Elle s’oriente ainsi «vers l’argument de la force majeure», soit la mise en péril de ses compétitions, qui lui permet «de préserver l’idée que le mouvement sportif est encore neutre», observe Antoine Duval.
Mais pour David Pavot, professeur de droit international à l’Université de Sherbrooke au Canada, Fifa et UEFA peuvent invoquer bien plus frontalement l’illégalité de l’invasion russe de l’Ukraine, «une ligne rouge clairement franchie», «violation massive des droits de l’homme» condamnée «par pléthore de résolutions internationales».
Le sport mondial renonce-t-il à sa neutralité ?
Du conflit israélo-palestinien aux accusations de génocide au Xinjiang par le pouvoir chinois, les instances sportives font face à nombre de situations où elles pourraient sanctionner les violations du droit international ou des droits de l’homme par leurs fédérations membres.
Faut-il «entrer dans une trajectoire inverse à l’universalisation du sport qu’on a connue pendant des décennies, en conditionnant la participation aux compétitions ?», s’interroge Antoine Duval.
Pour David Pavot, «l’irruption des droits de l’homme dans le sport est quelque chose de salutaire», même si l’organisation en Chine des Jeux olympiques et paralympiques d’hiver illustre «la politique à géométrie variable des instances sportives» dans ce domaine.
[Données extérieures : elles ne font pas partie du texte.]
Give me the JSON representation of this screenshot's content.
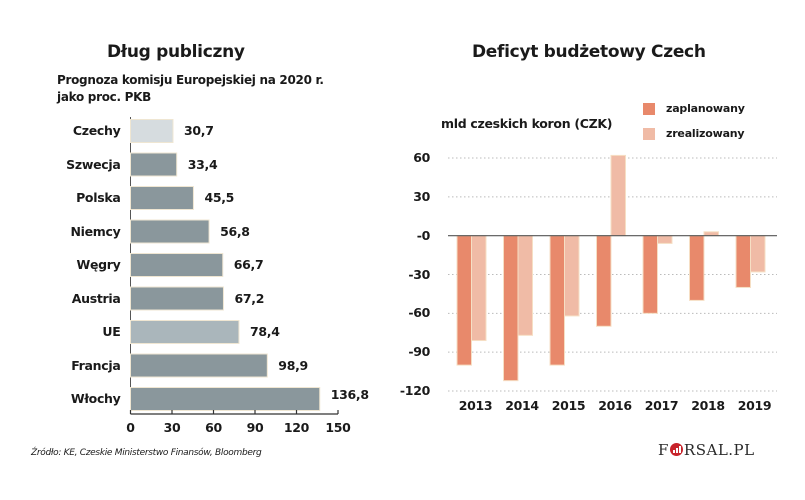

À moyen terme, tout dépendra de la portée accordée au cas russo-ukrainien, résume Antoine Duval: soit il s’agit d’une situation si exceptionnelle qu’elle peut rester sans lendemain, soit c’est un «pivot», qui contraindra à l’avenir les acteurs sportifs «à s’opposer à une violation des droits de l’homme par les États dans lesquels ils sont basés». (lefigaro.fr)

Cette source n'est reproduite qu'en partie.